Nach dem Ende des Huawei-Banns würde der Hersteller die Google-Apps und -Services für das Mate 30 Pro unverzüglich nachreichen. Das versicherte der CEO Richard Yu höchstpersönlich. Vielleicht bekommen auch Durchschnittskonsumenten so eine Chance, mit Huaweis High-Tech-Smartphone unkompliziert glücklich zu werden.

Das Huawei Mate 30 Pro wird zunächst mit dem Open-Source-Android ohne Google-Apps und -Services ausgeliefert. So fehlen Android-Nutzern wichtige Features wie der Play Store und Google Maps. Der Grund dafür ist der sogenannte Huawei-Bann, also das durch die US-Regierung erlassene Verbot, das amerikanischen Unternehmen wie Google den Handel mit Huawei untersagt. Sollten sich China, Huawei und die USA einig werden, erhalten die Besitzer eines Mate 30 Pro die Google-Anwendungen "über Nacht". Das versicherte CEO Richard Yu laut Android Authority nach der Vorstellung in München.

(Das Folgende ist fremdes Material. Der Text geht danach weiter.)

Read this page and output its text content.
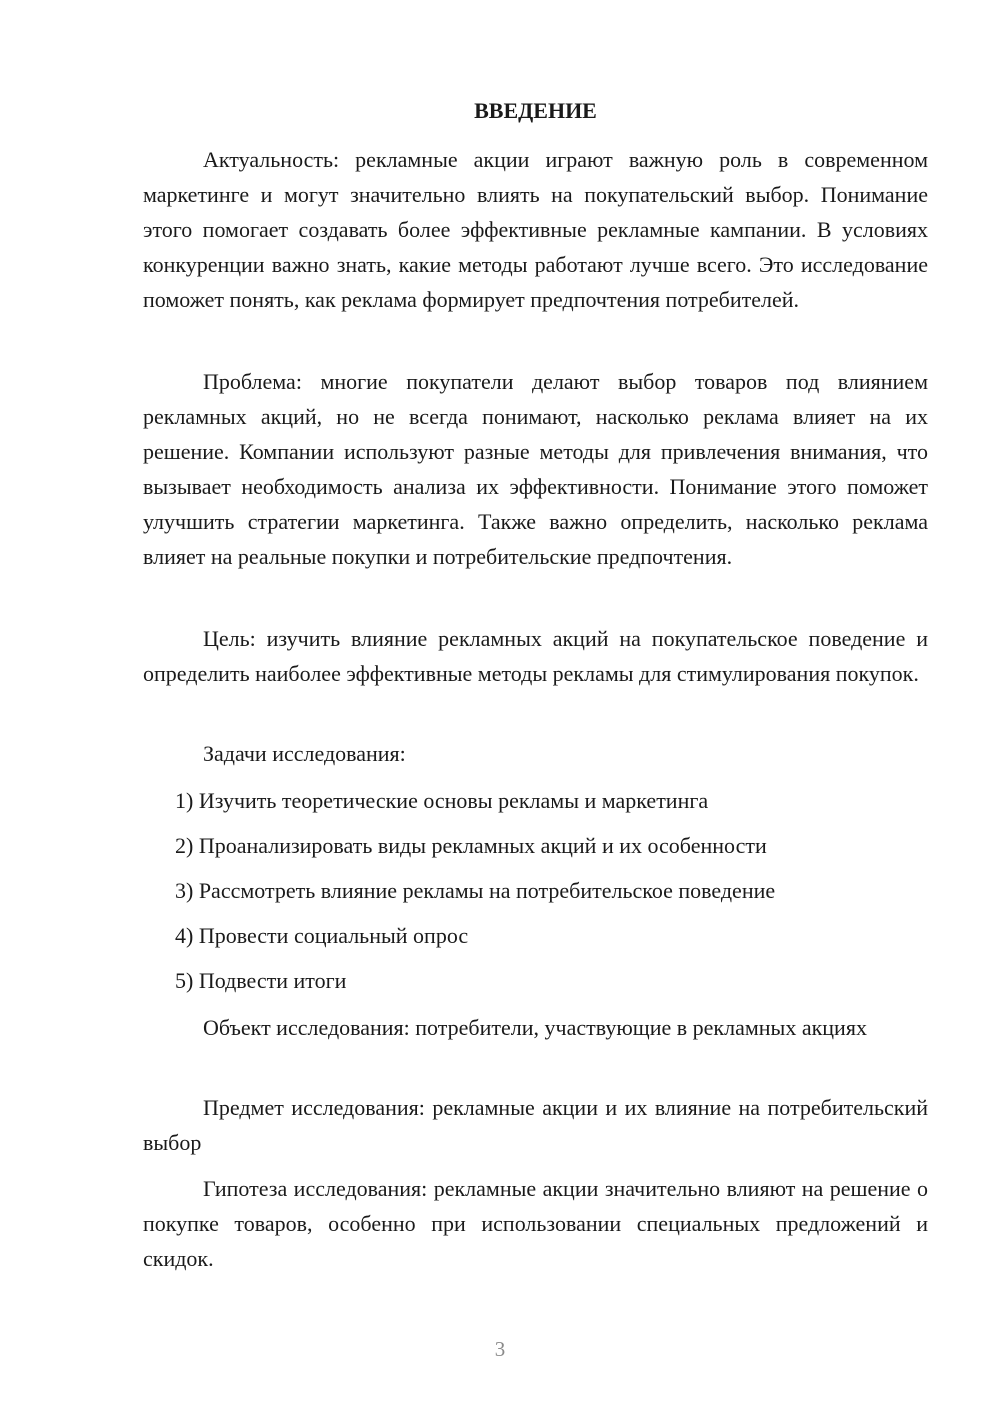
ВВЕДЕНИЕ

Актуальность: рекламные акции играют важную роль в современном маркетинге и могут значительно влиять на покупательский выбор. Понимание этого помогает создавать более эффективные рекламные кампании. В условиях конкуренции важно знать, какие методы работают лучше всего. Это исследование поможет понять, как реклама формирует предпочтения потребителей.

Проблема: многие покупатели делают выбор товаров под влиянием рекламных акций, но не всегда понимают, насколько реклама влияет на их решение. Компании используют разные методы для привлечения внимания, что вызывает необходимость анализа их эффективности. Понимание этого поможет улучшить стратегии маркетинга. Также важно определить, насколько реклама влияет на реальные покупки и потребительские предпочтения.

Цель: изучить влияние рекламных акций на покупательское поведение и определить наиболее эффективные методы рекламы для стимулирования покупок.

Задачи исследования:

1) Изучить теоретические основы рекламы и маркетинга

2) Проанализировать виды рекламных акций и их особенности

3) Рассмотреть влияние рекламы на потребительское поведение

4) Провести социальный опрос

5) Подвести итоги

Объект исследования: потребители, участвующие в рекламных акциях

Предмет исследования: рекламные акции и их влияние на потребительский выбор

Гипотеза исследования: рекламные акции значительно влияют на решение о покупке товаров, особенно при использовании специальных предложений и скидок.

3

Sideload offiziell nicht möglich

Yu soll allerdings laut WinFuture bei derselben Gelegenheit gesagt haben, dass der Sideload der Apps durch die Nutzer ausgeschlossen sei. Etwas, das trotzdem zu funktionieren scheint, wie ein Tech-Journalist vor Ort herausfinden konnte. Die Aussage, dass Huawei die Apps unmittelbar nachreichen würde, spricht wohl dafür, dass ein Sideload technisch möglich ist. Vermutlich darf sich Huawei dazu nicht direkt äußern, denn ein Sideload wäre eine inoffizielle Lösung. Außerdem wäre das vom Durchschnittsnutzer wohl zu viel verlangt. Wir haben selbst noch keine Antwort auf eine entsprechende Rückfrage von Huawei erhalten.

Huawei AppGallery als Alternative zum Play Store

Bis zum Ende des Huawei-Banns lautet die offizielle Empfehlung Huaweis, den hauseigenen App-Store Huawei AppGallery zu verwenden. XDA Developers hat sich aus gegebenem Anlass die AppGallery näher angesehen. Den Android-Entwicklergurus zufolge habe der App Store zwar "noch einen weiten Weg zu gehen", aber die chinesische Version sei schon viel besser ausgestattet und zeige, was sich aus der westlichen Fassung machen ließe. Auch jetzt sei die AppGallery schon "gut aufgestellt".